O ato, assinado pelo presidente do TJ-BA, desembargador José Edivaldo Rocha Rotondano, e pelo Corregedor-Geral da Justiça, Desembargador Emílio Salomão Pinto Resedá, modifica o Ato Normativo Conjunto n° 039/2021 e entra em vigor na data de sua publicação.
A alteração central prevê que a Comissão passe a ser formada por seis magistrados: três juízes de Direito e três desembargadores, todos com atuação na área criminal. Até então, a composição era integrada exclusivamente por juízes de primeiro grau.
Os juízes devem ser titulares de Varas Criminais ou de Varas de Substituição com competência criminal na Comarca de Salvador, enquanto os desembargadores serão escolhidos entre aqueles que atuam na seara penal. A designação ocorrerá mediante habilitação dos interessados, com mandato de um ano, sem prejuízo das demais atividades judicantes.
Para a escolha, há critérios objetivos: entre os juízes, o desempate fica com a antiguidade, considerando entrância; entre os desembargadores, a antiguidade no Tribunal prevalecerá. O ato proíbe a recondução dos designados, salvo na ausência de outros habilitados, estabelecendo assim um mecanismo de rotatividade do colegiado.
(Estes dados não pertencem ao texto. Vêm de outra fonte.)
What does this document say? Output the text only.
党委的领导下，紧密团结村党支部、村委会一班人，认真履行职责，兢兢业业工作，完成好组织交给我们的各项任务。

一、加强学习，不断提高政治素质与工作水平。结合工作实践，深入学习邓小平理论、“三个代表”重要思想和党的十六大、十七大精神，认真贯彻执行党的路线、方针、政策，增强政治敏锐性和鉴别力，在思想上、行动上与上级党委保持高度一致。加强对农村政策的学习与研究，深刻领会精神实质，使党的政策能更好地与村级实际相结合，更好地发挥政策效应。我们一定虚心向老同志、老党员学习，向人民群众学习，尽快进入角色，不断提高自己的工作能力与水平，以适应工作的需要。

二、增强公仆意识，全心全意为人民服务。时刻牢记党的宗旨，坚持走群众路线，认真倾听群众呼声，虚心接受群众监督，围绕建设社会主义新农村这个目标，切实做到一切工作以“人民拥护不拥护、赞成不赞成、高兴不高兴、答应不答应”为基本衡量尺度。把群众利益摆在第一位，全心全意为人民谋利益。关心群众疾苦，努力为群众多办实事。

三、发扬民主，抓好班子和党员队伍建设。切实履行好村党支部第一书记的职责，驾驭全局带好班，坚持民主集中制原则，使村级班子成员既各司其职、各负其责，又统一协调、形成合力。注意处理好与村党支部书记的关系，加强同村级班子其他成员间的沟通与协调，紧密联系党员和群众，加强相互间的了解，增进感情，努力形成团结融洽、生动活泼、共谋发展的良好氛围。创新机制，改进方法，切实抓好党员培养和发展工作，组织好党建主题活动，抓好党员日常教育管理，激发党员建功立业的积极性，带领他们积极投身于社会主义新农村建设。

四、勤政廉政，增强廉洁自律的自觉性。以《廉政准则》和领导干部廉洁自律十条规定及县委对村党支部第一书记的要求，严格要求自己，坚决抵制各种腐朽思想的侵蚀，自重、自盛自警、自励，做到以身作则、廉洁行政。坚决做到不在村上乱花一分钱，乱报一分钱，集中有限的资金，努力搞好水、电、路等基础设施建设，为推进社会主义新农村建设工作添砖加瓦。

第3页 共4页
Os fundamentos enfatizam o inciso XLIX do art. 5º da Constituição Federal, que assegura a dignidade e a integridade física e moral dos presos, além de exigir condições de segurança e funcionamento adequadas nos estabelecimentos penais. A norma reconhece a exceptionalidade da Comarca de Salvador, com várias unidades de custódia, e aponta a necessidade de ampliar a composição para promover maior integração entre os graus de jurisdição.